New AI Technology Can Predict Cardiac Events Due to Coronary Inflammation 10 Years in Advance

Caristo Diagnostics Limited announced the results of a landmark clinical study published in The Lancet that support the ability of Caristo's CaRi-Heart AI technology to quantify coronary artery inflammation and accurately predict cardiac events.

This landmark study, titled "Inflammatory risk and cardiovascular events in patients without obstructive coronary artery disease: the ORFAN multicenter, longitudinal cohort study," analyzed results from the first 40,000 patients enrolled in the "ORFAN" registry, the world's largest study that evaluates coronary computed tomography angiography (CCTA) imaging biomarkers in predicting long-term cardiovascular outcomes.

Key study findings include:

  • Among patients undergoing CCTA, more than 80% did not have obstructive coronary artery disease (CAD) at the time of imaging, but twice as many fatal and non-fatal cardiac events occurred in that group
  • Coronary inflammation, as measured by Caristo's CaRi-Heart FAI-Score, predicted fatal and non-fatal cardiac events (including heart attack and new heart failure), independently from traditional risk factors, routine clinical CCTA interpretation, calcium scoring and plaque quantification, at least 10 years in advance
  • Even among the 50% of patients who had no or minimal coronary plaque at the time of the initial CCTA, those with the most abnormal FAI-Score results experienced a 9.5-fold higher risk for cardiac mortality and 5.5-fold higher risk for major adverse cardiac events (MACE)
  • Caristo's AI-Risk model, CaRi-Heart Risk Score, outperformed other scores in routine clinical use for prediction of cardiac mortality, and when presented to clinicians, resulted in changes of management decision in 45% of the patients. Most changes were due to clinicians' decision to target the previously undetected coronary inflammation.

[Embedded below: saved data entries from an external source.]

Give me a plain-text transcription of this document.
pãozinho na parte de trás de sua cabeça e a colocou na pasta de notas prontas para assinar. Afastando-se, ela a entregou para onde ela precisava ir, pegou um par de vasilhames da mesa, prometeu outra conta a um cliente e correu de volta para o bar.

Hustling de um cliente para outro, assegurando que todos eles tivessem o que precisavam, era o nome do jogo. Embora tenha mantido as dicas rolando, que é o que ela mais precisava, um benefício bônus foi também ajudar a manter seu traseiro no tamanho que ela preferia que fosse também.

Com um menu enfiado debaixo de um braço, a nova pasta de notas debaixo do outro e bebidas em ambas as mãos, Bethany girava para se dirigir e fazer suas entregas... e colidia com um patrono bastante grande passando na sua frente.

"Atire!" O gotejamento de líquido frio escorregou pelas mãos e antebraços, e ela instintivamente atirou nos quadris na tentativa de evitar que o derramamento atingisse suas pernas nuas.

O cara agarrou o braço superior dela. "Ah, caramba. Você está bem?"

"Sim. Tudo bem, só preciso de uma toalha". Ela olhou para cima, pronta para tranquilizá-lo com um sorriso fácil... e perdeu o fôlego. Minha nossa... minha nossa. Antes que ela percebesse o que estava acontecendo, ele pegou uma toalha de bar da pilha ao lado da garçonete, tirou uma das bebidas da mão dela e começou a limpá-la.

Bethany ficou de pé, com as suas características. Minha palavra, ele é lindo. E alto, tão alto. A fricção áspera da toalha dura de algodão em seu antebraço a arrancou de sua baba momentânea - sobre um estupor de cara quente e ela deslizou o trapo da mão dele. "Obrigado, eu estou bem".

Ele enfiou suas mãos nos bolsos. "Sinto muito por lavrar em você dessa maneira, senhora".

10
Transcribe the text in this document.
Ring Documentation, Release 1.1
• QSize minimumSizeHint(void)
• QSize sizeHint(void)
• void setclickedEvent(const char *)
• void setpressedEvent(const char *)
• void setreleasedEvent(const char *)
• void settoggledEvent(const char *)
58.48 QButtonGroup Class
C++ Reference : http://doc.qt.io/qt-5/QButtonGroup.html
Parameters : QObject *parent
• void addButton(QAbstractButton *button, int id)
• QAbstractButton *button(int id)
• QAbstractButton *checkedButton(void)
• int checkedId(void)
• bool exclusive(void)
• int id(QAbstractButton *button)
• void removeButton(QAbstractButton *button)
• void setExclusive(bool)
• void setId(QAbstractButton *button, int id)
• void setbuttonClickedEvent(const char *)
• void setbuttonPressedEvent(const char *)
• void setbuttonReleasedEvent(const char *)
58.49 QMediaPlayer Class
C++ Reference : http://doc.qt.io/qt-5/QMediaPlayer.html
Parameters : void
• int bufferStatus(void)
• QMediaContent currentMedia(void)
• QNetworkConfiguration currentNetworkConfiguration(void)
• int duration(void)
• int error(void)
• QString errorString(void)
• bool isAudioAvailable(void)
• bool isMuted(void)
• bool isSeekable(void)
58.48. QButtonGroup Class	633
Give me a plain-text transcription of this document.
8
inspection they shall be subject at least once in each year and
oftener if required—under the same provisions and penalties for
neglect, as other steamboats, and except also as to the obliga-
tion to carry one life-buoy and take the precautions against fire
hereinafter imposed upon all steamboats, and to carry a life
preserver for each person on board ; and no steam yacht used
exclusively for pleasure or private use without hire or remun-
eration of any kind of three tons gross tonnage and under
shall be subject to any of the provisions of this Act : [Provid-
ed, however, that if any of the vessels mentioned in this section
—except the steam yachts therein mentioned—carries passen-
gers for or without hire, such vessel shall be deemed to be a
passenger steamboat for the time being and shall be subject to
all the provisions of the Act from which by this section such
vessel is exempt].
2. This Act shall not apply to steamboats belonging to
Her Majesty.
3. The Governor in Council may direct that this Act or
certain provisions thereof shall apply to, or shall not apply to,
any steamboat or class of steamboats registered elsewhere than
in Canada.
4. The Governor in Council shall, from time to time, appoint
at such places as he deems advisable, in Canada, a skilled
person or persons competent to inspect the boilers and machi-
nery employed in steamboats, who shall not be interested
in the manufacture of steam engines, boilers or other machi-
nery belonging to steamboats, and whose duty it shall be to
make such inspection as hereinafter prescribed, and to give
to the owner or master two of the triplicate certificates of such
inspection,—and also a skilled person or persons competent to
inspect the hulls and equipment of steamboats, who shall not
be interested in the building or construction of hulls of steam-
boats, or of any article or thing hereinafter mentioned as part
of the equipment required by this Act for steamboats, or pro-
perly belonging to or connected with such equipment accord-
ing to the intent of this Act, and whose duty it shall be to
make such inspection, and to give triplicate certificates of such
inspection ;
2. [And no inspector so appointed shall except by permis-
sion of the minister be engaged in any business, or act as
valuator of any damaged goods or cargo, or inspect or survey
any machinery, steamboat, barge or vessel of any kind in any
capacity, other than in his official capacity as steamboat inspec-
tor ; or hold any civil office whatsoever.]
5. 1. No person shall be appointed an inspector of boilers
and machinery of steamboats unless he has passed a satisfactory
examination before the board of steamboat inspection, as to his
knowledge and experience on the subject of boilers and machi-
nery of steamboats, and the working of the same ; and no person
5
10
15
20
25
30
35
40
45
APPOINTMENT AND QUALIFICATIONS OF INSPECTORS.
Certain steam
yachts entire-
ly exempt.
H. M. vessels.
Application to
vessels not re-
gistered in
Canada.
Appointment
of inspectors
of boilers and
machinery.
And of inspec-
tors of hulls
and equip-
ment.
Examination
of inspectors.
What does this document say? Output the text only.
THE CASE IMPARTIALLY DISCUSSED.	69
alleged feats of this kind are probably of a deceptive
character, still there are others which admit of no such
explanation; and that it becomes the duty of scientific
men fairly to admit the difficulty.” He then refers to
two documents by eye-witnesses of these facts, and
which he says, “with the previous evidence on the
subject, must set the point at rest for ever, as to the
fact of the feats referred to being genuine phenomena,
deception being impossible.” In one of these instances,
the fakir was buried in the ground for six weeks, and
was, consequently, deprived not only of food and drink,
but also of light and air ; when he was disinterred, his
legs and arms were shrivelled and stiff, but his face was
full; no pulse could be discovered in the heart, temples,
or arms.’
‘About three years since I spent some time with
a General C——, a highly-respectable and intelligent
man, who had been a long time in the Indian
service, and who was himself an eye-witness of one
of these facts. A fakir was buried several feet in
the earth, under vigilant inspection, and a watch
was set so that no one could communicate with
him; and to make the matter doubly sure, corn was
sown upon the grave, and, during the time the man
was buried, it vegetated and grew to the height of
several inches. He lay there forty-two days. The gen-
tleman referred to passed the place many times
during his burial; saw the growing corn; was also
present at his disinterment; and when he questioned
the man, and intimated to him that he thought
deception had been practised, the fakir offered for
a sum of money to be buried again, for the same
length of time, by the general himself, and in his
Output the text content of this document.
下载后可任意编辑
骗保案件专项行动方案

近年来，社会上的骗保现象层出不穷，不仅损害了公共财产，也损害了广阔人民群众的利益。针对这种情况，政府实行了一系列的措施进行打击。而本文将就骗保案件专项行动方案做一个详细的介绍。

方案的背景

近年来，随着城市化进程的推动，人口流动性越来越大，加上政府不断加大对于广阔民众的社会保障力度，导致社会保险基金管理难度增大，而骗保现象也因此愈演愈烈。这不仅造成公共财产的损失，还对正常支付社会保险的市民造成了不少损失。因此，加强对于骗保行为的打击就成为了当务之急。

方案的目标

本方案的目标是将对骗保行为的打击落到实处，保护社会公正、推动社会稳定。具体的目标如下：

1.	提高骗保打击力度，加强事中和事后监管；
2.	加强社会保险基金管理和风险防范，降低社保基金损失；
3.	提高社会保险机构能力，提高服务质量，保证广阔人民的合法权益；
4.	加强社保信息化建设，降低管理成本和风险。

"The ORFAN study is an expanding global registry which will include long-term clinical and outcome data for 250,000 patients from around the world, and we are very pleased to publish these initial results," said Keith Channon, MD, Professor of Cardiovascular Medicine at the University of Oxford, Caristo's Chief Medical Officer, and co-author of The Lancet publication. "Coronary inflammation is a crucial piece of the puzzle in predicting heart attack risk. We are excited to discover that CaRi-Heart results performed exceptionally well in predicting patient cardiac events. This tool is well positioned to help clinicians identify high-risk patients with seemingly 'normal' CCTA scans."

Ron Blankstein, MD, Professor of Medicine and Radiology at Harvard Medical School, Director of Cardiac Computed Tomography at Brigham and Women's Hospital, and co-author of the publication, commented: "This study, which represents one of the largest studies in the field of CCTA, has important implications for the field of preventive cardiology. I am excited about the potential of the FAI-Score biomarker, which has promising prognostic value beyond existing CT-based methods such as plaque, calcium scoring, and CAD-RADS based interpretation." 

The study underlines the need for a robust risk prediction tool that can identify vulnerable patients with inflamed coronary arteries, particularly in those without obstructive CAD. This approach would transform CCTA from a test used to triage a minority of patients for further intervention into a prevention tool that guides management for all patients undergoing CCTA.

The CaRi-Heart technology is in clinical use in the UK, European Union, and Australia.